Treatment Of Runner's Knee

Your doctor will tailor treatment to the underlying cause, but in most cases, a runner's knee can be successfully treated without surgery. In most cases, the first step in treatment is the practice of RICE.

Rest: Avoid repetitive strain on your knees.

Ice: To reduce pain and swelling, place an ice pack or packet of frozen peas on your knee for up to 30 minutes to keep it warm.

Compression: Wrap the knee with an elastic bandage or cuff to reduce swelling, but do not make it so tight that it swells below the knee.

Elevation: Place a pillow under your knees when sitting or lying down to prevent further swelling. 

If the swelling is severe, raise the leg above the knee and raise the knee above the heart level.

If you need more pain relief, you can take certain over-the-counter nonsteroidal anti-inflammatory drugs (NSAIDs), such as aspirin, ibuprofen, and naproxen. Acetaminophen, the active ingredient in Tylenol, may also help. We recommend that you consult your doctor before taking any of these medications, especially if you have any other health condition or are taking other prescription medications.

Once the pain and swelling subside, your doctor will recommend specific exercises and physical therapy to restore your knee's strength and range of motion fully. They can tape your knee or give you a splint to provide additional support and pain relief. You may also need to wear an insole called a brace.

How Physical Therapy Can Help You In Runner's Knee

Physical therapy is the most common and effective treatment for a runner's knee. Cary's physiotherapy improves posture and joint mobility, reduces pain, and allows you to participate in daily life with less pain.

  • Strengthening

Cary's physiotherapist will introduce exercises that target the hips (especially the glutes and thigh muscles), the knees (especially the quadriceps on the front of the thigh that extend the knee), and the ankles. Strengthening these muscles can help reduce the pressure on your knees when performing everyday activities.

  • Stretching

Your physical therapist will also select exercises that slightly stretch the hip, knee, and ankle muscles. Improving the plasticity of these muscles can help reduce irregular pressure on the knee and patella.

  • Positional Training

Based on your activity level, your physical therapist will help you properly shape and position your body to reduce unnecessary forces on your kneecaps during activities such as getting up from a chair, climbing stairs, squatting, and jumping. This type of training is especially effective for athletes.
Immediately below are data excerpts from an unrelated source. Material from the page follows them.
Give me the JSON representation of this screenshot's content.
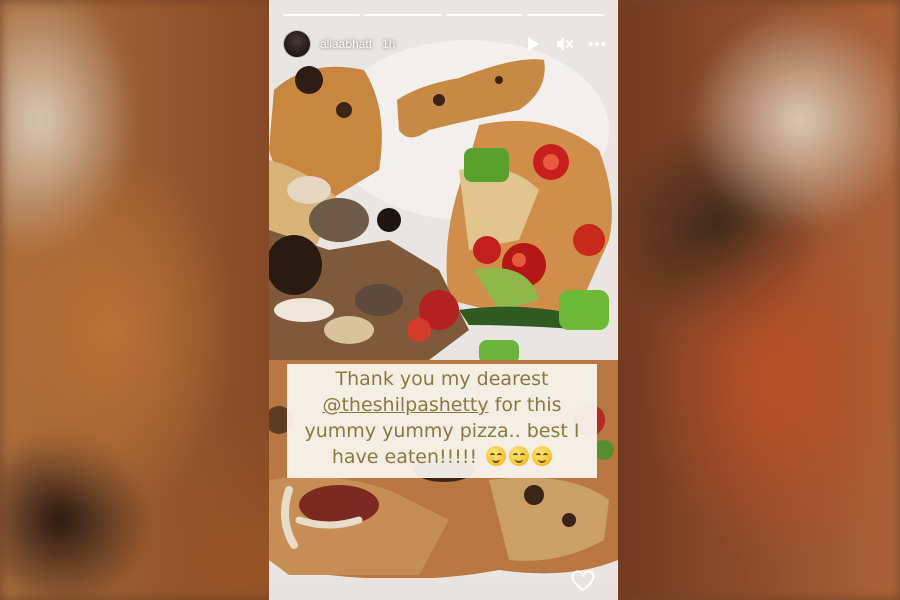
{
  "story": {
    "progress_segments": 4,
    "author": {
      "username": "aliaabhatt",
      "time_ago": "1h",
      "avatar_icon": "profile-avatar"
    },
    "controls": [
      {
        "name": "play-icon",
        "label": "Play"
      },
      {
        "name": "mute-icon",
        "label": "Muted"
      },
      {
        "name": "more-options-icon",
        "label": "More options"
      }
    ],
    "caption": {
      "line1": "Thank you my dearest",
      "mention": "@theshilpashetty",
      "line2_rest": " for this",
      "line3": "yummy yummy pizza.. best I",
      "line4": "have eaten!!!!!",
      "emoji_count": 3,
      "emoji_name": "relieved-face-emoji"
    },
    "like_icon": "heart-outline-icon"
  },
  "colors": {
    "caption_text": "#8b7a3d",
    "caption_bg": "#faf7f2",
    "progress": "#ffffff",
    "plate": "#eae6e3"
  }
}
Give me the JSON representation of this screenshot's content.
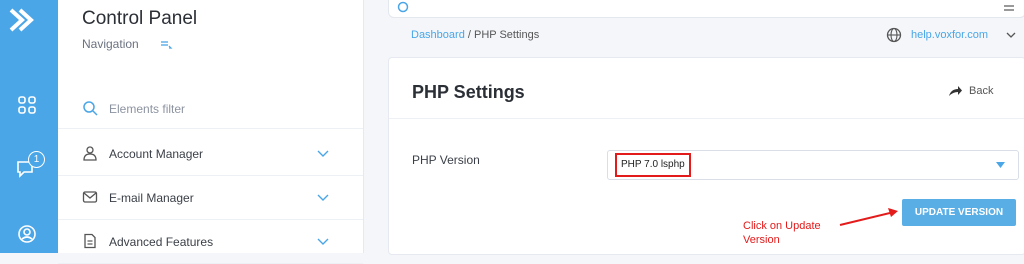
{
  "sidebar": {
    "title": "Control Panel",
    "nav_label": "Navigation",
    "filter_placeholder": "Elements filter",
    "items": [
      {
        "label": "Account Manager",
        "icon": "user-icon"
      },
      {
        "label": "E-mail Manager",
        "icon": "mail-icon"
      },
      {
        "label": "Advanced Features",
        "icon": "document-icon"
      }
    ]
  },
  "rail": {
    "color": "#4aa6e6",
    "icons": [
      "logo-icon",
      "grid-icon",
      "chat-icon",
      "user-circle-icon"
    ],
    "chat_badge": "1"
  },
  "breadcrumb": {
    "link": "Dashboard",
    "separator": " / ",
    "current": "PHP Settings"
  },
  "help": {
    "domain": "help.voxfor.com"
  },
  "page": {
    "title": "PHP Settings",
    "back_label": "Back",
    "php_version_label": "PHP Version",
    "php_version_value": "PHP 7.0 lsphp",
    "update_button": "UPDATE VERSION"
  },
  "annotation": {
    "line1": "Click on Update",
    "line2": "Version",
    "color": "#e31b1b"
  }
}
  • Activity-based Exercises

Suppose you need help performing specific daily activities or are an athlete wishing to return to a particular sport. Your physical therapist will recommend a customized exercise plan to restore your strength and performance levels. 

Final Words

You've learned enough about runners from this article. If you're struggling with this or looking for knee pain relief, try to get some help with physical therapy. GTS physical therapy is the best when it comes to providing knee pain relief in mountain home. Nearby patients are relieved of various ailments faster and more effectively. Here are the best things about her treatment: It's non-invasive and affordable. Go heal your pain now.